Não é comum em ser falado, talvez o sentir, sim. Nos é roubado o direito de querer ou não maternar, e se algo assim é sentido, avaliar com muita atenção, pois toda essa frustração não deve ser direcionada a algo que venha mais uma vez gerar culpa e dores. A cisheteronormatividade tem seus dispositivos nas relações de poder em que retiram deles a responsabilidade dessa frustração, dessa sobrecarga, usando mais uma forma de violência para manter a insegurança identitária das mulheres, levando-as a acreditar que ela e a maternidade exercem a máxima culpa pela falta de escolhas e oportunidades. Porém, depois de muitas lutas, vários espaços de fala, reflexão e orientação estão sendo fomentados, assim, como uma matéria sobre essa temática. Nos espaços de jurisdição já existe a entrega voluntária para adoção prevista na Lei 13.509/2017, que trouxe alterações para o Estatuto da Criança e do Adolescente (ECA), onde toda e qualquer mulher que não deseja, ou por razões outras, possa ser assistida pela Justiça da Infância e Juventude, e entregar a criança à adoção, desde o momento do nascimento. Essa informação e conscientização é algo que precisa ter um melhor esclarecimento nos espaços de cuidados sociais e saúde, nas UBSs, UPAs, CREASs, CRAS etc., como uma das formas de amenizar a culpabilização da maternidade.
Como encontrar uma saída para esse tipo de situação? As mulheres têm resistência para pedir ajuda?
Compreender o contexto social, saber da nossa responsabilidade individual não anula a do outro, ter um pensamento crítico sobre os fatores sócio-históricos, compreendendo que as violências de gênero, classe, raça fazem parte das violências estruturais e que somos vítimas delas é o primeiro passo para a consciência política e libertária dos nossos corpos. De certa forma, não existe tanto mais uma resistência, as mulheres aos poucos têm se organizado, escutado mais umas às outras, validando o sofrimento, transgredindo, recusando a submissão e construindo estratégias criativas de enfrentamento mesmo correndo riscos, com altos preços a serem pagos na sociedade, devido ao tabu a todo levante de atualização e libertação, tendo dificuldade em ter acesso a políticas públicas e sociais que venham garantir apoio necessário.
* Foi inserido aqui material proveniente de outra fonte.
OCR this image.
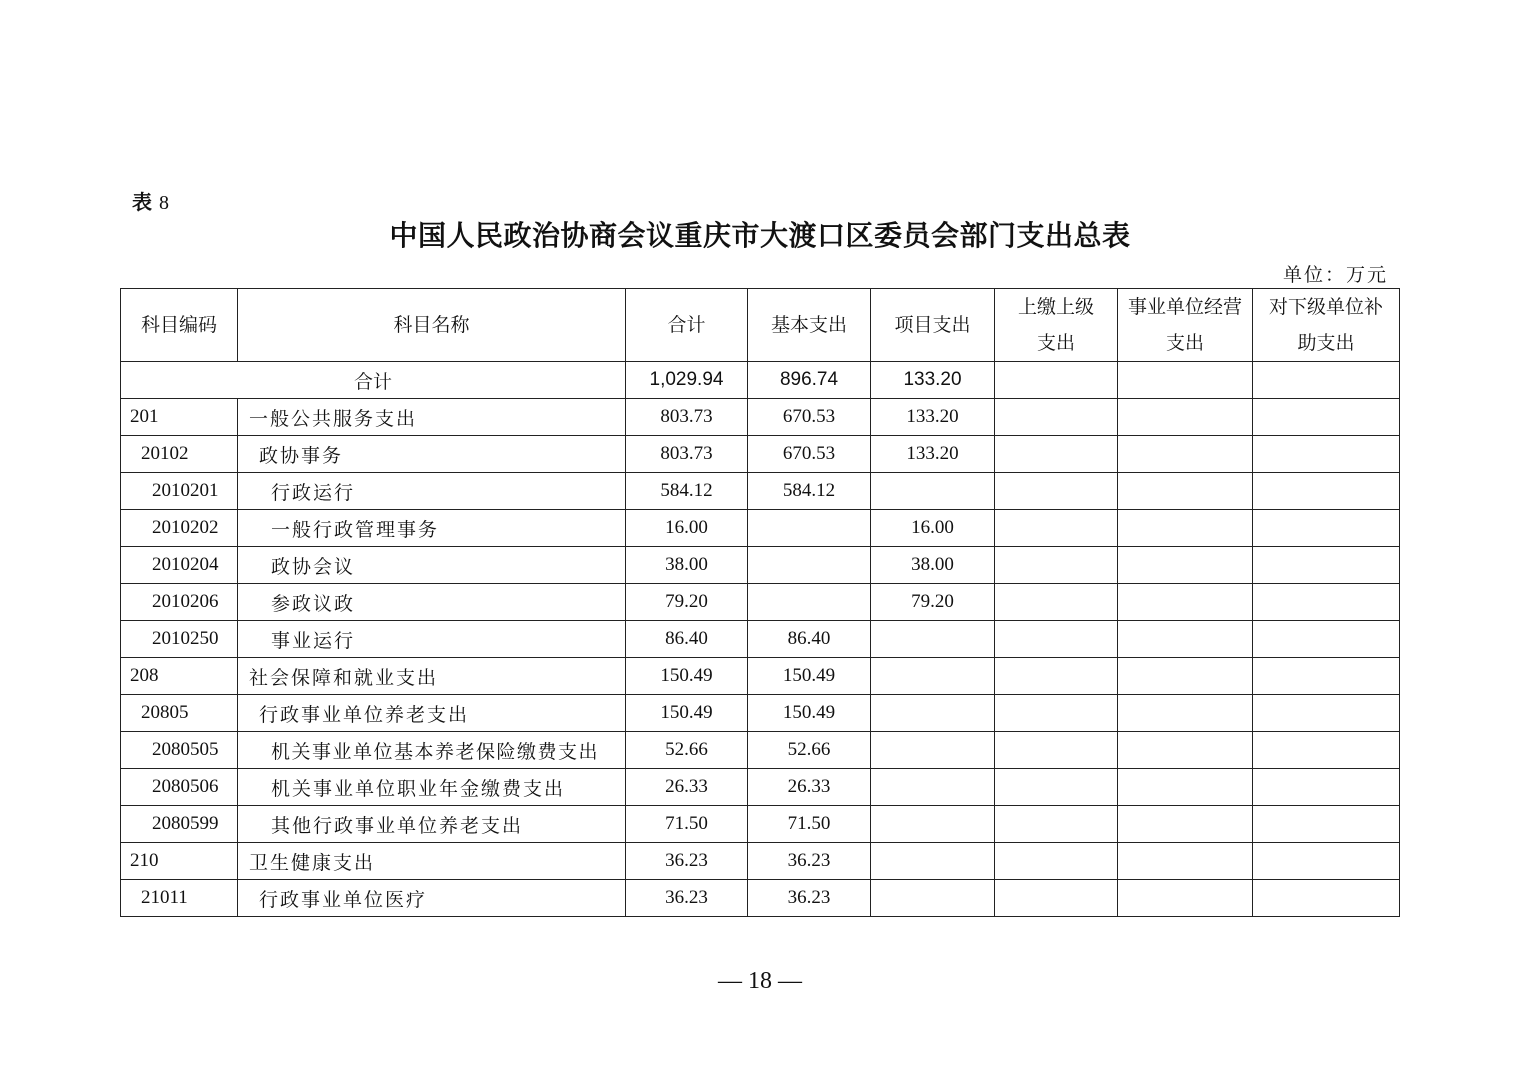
表 8
中国人民政治协商会议重庆市大渡口区委员会部门支出总表
单位：万元
科目编码	科目名称	合计	基本支出	项目支出	上缴上级支出	事业单位经营支出	对下级单位补助支出
合计		1,029.94	896.74	133.20			
201	一般公共服务支出	803.73	670.53	133.20			
20102	政协事务	803.73	670.53	133.20			
2010201	行政运行	584.12	584.12				
2010202	一般行政管理事务	16.00		16.00			
2010204	政协会议	38.00		38.00			
2010206	参政议政	79.20		79.20			
2010250	事业运行	86.40	86.40				
208	社会保障和就业支出	150.49	150.49				
20805	行政事业单位养老支出	150.49	150.49				
2080505	机关事业单位基本养老保险缴费支出	52.66	52.66				
2080506	机关事业单位职业年金缴费支出	26.33	26.33				
2080599	其他行政事业单位养老支出	71.50	71.50				
210	卫生健康支出	36.23	36.23				
21011	行政事业单位医疗	36.23	36.23				
— 18 —
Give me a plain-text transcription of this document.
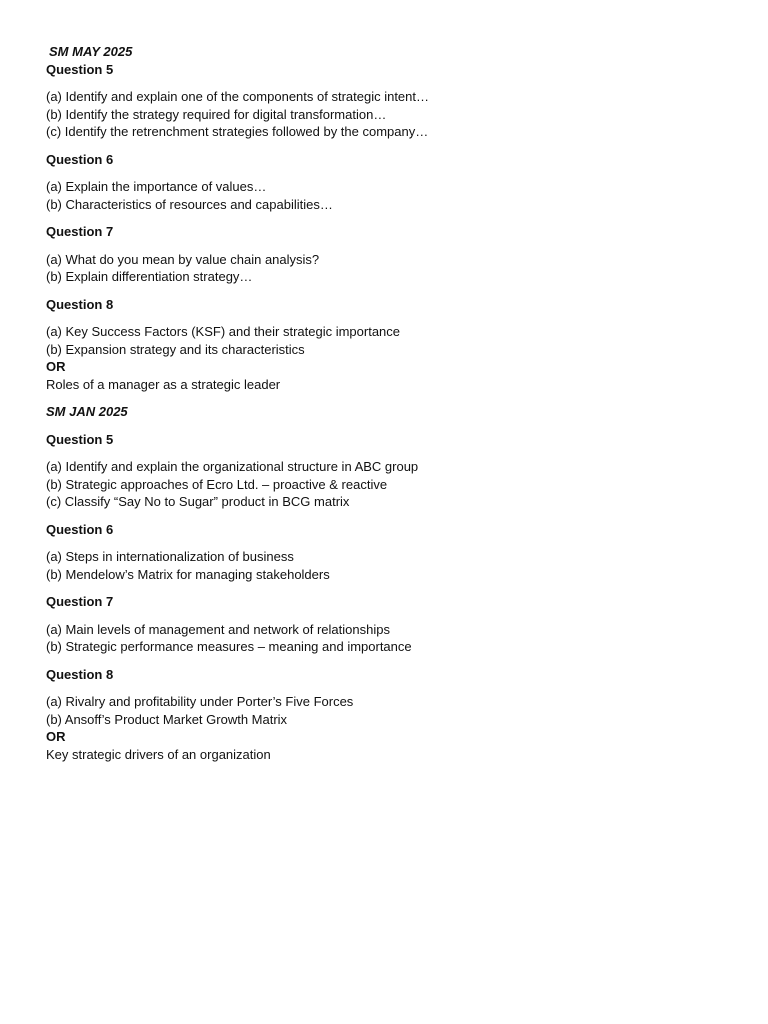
SM MAY 2025
Question 5
(a) Identify and explain one of the components of strategic intent…
(b) Identify the strategy required for digital transformation…
(c) Identify the retrenchment strategies followed by the company…
Question 6
(a) Explain the importance of values…
(b) Characteristics of resources and capabilities…
Question 7
(a) What do you mean by value chain analysis?
(b) Explain differentiation strategy…
Question 8
(a) Key Success Factors (KSF) and their strategic importance
(b) Expansion strategy and its characteristics
OR
Roles of a manager as a strategic leader
SM JAN 2025
Question 5
(a) Identify and explain the organizational structure in ABC group
(b) Strategic approaches of Ecro Ltd. – proactive & reactive
(c) Classify “Say No to Sugar” product in BCG matrix
Question 6
(a) Steps in internationalization of business
(b) Mendelow’s Matrix for managing stakeholders
Question 7
(a) Main levels of management and network of relationships
(b) Strategic performance measures – meaning and importance
Question 8
(a) Rivalry and profitability under Porter’s Five Forces
(b) Ansoff’s Product Market Growth Matrix
OR
Key strategic drivers of an organization
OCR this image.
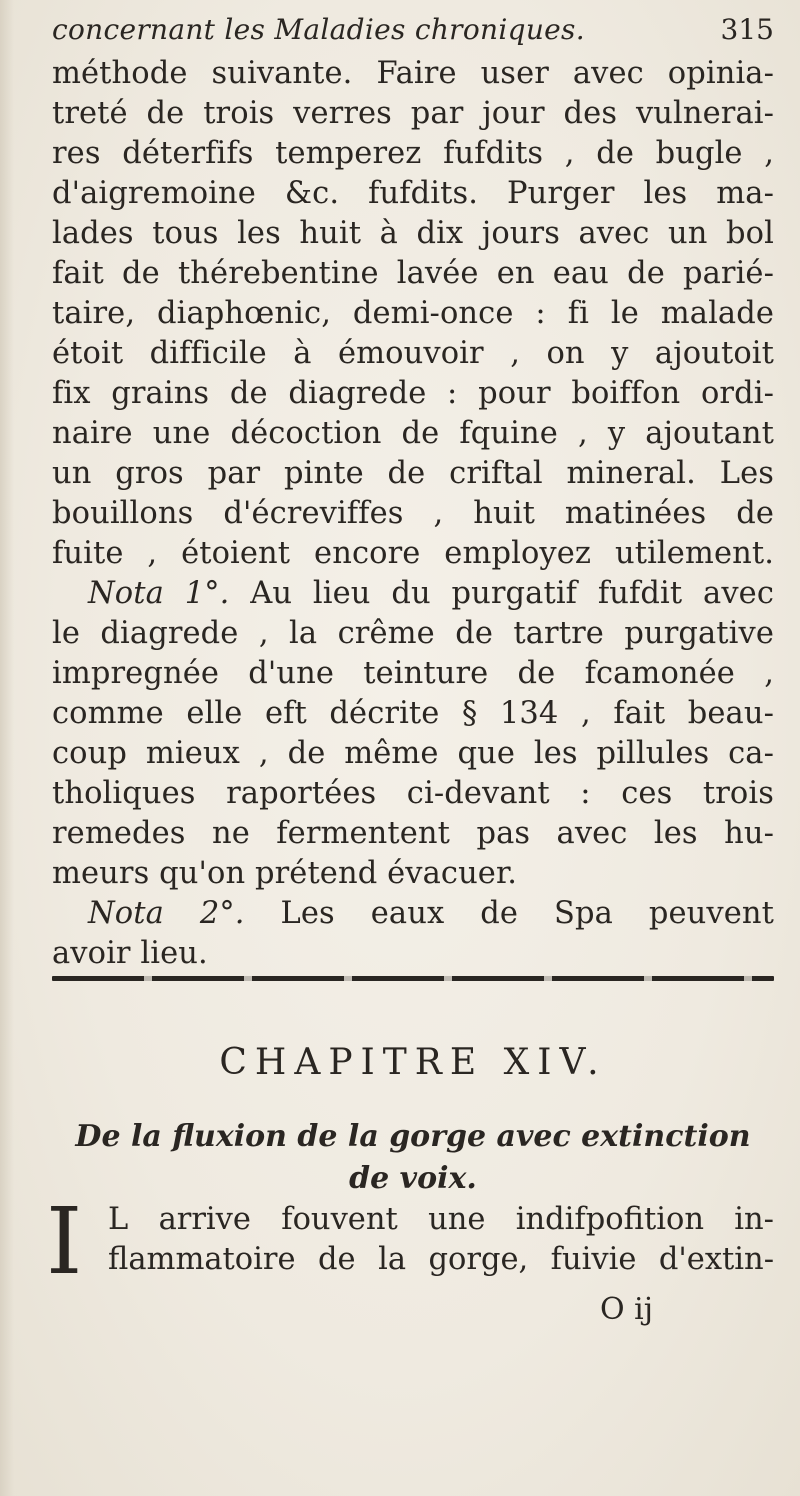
concernant les Maladies chroniques.	315
méthode suivante. Faire user avec opinia-
treté de trois verres par jour des vulnerai-
res déterfifs temperez fufdits , de bugle ,
d'aigremoine &c. fufdits. Purger les ma-
lades tous les huit à dix jours avec un bol
fait de thérebentine lavée en eau de parié-
taire, diaphœnic, demi-once : fi le malade
étoit difficile à émouvoir , on y ajoutoit
fix grains de diagrede : pour boiffon ordi-
naire une décoction de fquine , y ajoutant
un gros par pinte de criftal mineral. Les
bouillons d'écreviffes , huit matinées de
fuite , étoient encore employez utilement.
Nota 1°. Au lieu du purgatif fufdit avec
le diagrede , la crême de tartre purgative
impregnée d'une teinture de fcamonée ,
comme elle eft décrite § 134 , fait beau-
coup mieux , de même que les pillules ca-
tholiques raportées ci-devant : ces trois
remedes ne fermentent pas avec les hu-
meurs qu'on prétend évacuer.
Nota 2°. Les eaux de Spa peuvent
avoir lieu.
CHAPITRE XIV.
De la fluxion de la gorge avec extinction
de voix.
I L arrive fouvent une indifpofition in-
flammatoire de la gorge, fuivie d'extin-
O ij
Qual a importância de buscar ajuda profissional para lidar melhor com toda essa pressão imposta pela sociedade?
A ajuda de um profissional da Psicologia tem como premissa máxima acolher de forma ética, escutando e validando toda e qualquer forma de sofrimento, despertando a ampliação da consciência, ajudando na autorregulação, uma adaptação com o meio, sabendo que ali terá o encontro com a vulnerabilidade. Na relação terapêutica, será possível compreender que o sintoma em si não é um problema, e, sim, um caminho para a solução; esse sofrimento que gera uma angústia, dores e até uma depressão foi o modo de operar e lidar com toda a situação de violência, logo, a culpa é um mecanismo opressor, e na terapia a busca é restituir o humano, recobrar o lugar na humanidade.